Vitamin C is of utmost importance to guinea pigs, as they are unable to manufacture their own (much like humans). Without enough vitamin C in their diets, guinea pigs can become very ill with scurvy. The amount of vitamin C required varies somewhat depending on the reference source used, but most guinea pigs probably need about 10–30 mg/day. Pregnant, nursing, young, and ill guinea pigs need more.
- If you feed a good selection of vegetables high in vitamin C along with a good, fresh guinea pig pellet, you can probably meet the vitamin C needs of the average guinea pig.
- Many guinea pig pellets have vitamin C added but, unfortunately, vitamin C is quite unstable and will degrade over time. Keeping the pellets in a cool dark place helps preserve the vitamin C. You can also get pellets with a stabilized form of vitamin C.
- The best way to supplement with additional vitamin C is to use vitamin C tablets. You can buy vitamin C tablets specifically for guinea pigs (e.g. Oxbow's GTN-50C) or human chewable 100 mg tablets (note: make sure you are getting just vitamin C rather than a multivitamin formula). A quarter of a 100 mg tablet daily is a recommended dose for most adult guinea pigs. The guinea pig tablets are 50 mg, but since vitamin C is a water-soluble vitamin, small excesses over that daily requirement are easily excreted. Many guinea pigs will take the tablets like a treat and eat them, or they can be crushed and sprinkled on vegetables or pellets.
- Vitamin C can be added to the water, but there are problems with this method. The vitamin C quickly loses its potency in water (a fresh supply must be made at least daily, if not twice). Also, guinea pigs may refuse or reduce their consumption of water with added vitamin C due to the taste, and this may lead to other health problems. It is also very hard to know if your guinea pigs are getting enough vitamin C using this method of supplementation. Feeding a variety of fresh veggies high in vitamin C and/or supplementing directly with tablet forms of vitamin C are better options.
Commercial guinea pig pellets should be fed daily. Most guinea pigs will not overeat (usually eat about 1/8 cup per day) but the number of pellets may need to be restricted if a guinea pig becomes obese. Choose a good quality pellet designed for guinea pigs. Since the vitamin C in pellets also loses its potency over time, look for pellets that use a stabilized form of vitamin C or at least one with a "use before" date ensure freshness, buy in small quantities, and store in a cool dark place.
For growing guinea pigs, alfalfa-based pellets are fine, but for adults, it may be better to search out a Timothy hay-based pellet. A couple of excellent Timothy-based diets include Oxbow Hay's Cavy Cuisine and KM Hayloft's Timothy's Choice.
When choosing a guinea pig diet or pellet, avoid those with nuts or seeds, dried fruits, corn products, animal by-products, beet pulp, or other fillers. Also watch for high sugar content (sucrose, fructose, corn syrup, etc.) and foods with lots of preservative or added chemicals. The Guinea Lynx site has a great article on selecting good quality pellets.
Hay should be a staple in the diet and a fresh supply available at all times. Grass hays such as Timothy hay or orchard grass are the best for adult guinea pigs. Alfalfa is richer and higher in calcium and is a good supplement for growing guinea pigs as well as pregnant or nursing guinea pigs, but is not a good staple for most adult guinea pigs.
Fresh Vegetables and Fruit
In addition to the hay and pellets, a variety of fresh vegetables (especially leafy greens) and some fruits should be offered daily. Leafy greens should make up the bulk of the vegetable supplementation. Fruits and other vegetables can be offered in small quantities. Avoid iceberg (head lettuce) as it has very little nutritional value.
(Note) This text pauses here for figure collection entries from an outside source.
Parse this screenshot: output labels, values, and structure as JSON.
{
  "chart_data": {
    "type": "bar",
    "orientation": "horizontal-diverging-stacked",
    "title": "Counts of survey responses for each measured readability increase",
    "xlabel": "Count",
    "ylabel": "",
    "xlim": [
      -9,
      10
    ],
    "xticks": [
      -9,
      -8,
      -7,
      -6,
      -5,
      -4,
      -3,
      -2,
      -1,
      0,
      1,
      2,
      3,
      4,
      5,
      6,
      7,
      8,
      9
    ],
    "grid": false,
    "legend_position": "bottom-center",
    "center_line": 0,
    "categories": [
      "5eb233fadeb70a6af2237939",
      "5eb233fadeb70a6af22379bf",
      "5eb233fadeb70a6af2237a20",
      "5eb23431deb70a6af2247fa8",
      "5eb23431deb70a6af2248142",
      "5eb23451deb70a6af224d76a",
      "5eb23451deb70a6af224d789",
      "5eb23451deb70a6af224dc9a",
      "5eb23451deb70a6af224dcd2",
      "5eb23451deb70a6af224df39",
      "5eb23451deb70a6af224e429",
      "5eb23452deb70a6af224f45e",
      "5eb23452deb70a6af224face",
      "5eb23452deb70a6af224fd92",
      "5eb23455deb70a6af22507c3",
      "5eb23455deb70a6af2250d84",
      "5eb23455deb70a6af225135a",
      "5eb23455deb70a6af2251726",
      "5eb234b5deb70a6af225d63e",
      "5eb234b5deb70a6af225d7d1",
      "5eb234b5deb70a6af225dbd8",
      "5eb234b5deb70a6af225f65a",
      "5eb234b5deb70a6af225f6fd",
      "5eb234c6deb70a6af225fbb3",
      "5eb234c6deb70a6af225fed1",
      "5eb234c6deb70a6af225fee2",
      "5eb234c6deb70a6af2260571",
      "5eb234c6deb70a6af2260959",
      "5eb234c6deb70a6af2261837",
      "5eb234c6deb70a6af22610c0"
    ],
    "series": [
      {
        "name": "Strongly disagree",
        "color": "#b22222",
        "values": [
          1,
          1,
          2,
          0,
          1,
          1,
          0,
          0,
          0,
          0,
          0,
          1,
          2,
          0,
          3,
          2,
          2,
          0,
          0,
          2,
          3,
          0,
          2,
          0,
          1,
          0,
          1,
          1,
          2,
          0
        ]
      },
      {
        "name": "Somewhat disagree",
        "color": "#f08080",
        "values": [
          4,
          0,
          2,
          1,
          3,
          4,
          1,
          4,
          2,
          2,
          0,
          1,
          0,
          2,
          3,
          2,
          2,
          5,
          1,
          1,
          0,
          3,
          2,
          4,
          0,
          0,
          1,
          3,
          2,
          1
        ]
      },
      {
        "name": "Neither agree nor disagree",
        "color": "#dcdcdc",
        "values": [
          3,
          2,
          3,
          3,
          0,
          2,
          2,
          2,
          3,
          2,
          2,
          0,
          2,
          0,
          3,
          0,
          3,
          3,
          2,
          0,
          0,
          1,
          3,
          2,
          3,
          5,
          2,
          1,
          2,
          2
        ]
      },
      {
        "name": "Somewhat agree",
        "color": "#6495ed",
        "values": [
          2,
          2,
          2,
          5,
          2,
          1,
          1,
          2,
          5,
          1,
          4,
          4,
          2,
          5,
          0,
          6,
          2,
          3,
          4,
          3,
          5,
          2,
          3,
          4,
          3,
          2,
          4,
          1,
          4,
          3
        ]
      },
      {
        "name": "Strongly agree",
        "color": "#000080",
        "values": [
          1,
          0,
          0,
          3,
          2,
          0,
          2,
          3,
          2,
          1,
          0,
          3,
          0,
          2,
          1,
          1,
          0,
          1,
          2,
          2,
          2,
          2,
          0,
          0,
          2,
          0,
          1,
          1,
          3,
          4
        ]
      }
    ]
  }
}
Good choices include kale, spinach, turnip greens, parsley, romaine lettuce, and dandelion greens. Avoid or limit cabbage, broccoli, cauliflower, collards, bok choy, and other cruciferous vegetables as they can lead to gas production in the digestive tract. Also, avoid starchy vegetables such as potatoes. Carrots, carrot tops, green and red bell peppers, apple, apricots, bananas, blueberries, cantaloupe, grapes, oranges, strawberries, and tomatoes can also be fed. If you have a guaranteed pesticide-free source, grass, dandelions, clover, and chickweed can also be offered, especially new growth which is tender and the most nutritious.
Any greens, vegetables, or fruits should be introduced gradually or a digestive upset may result.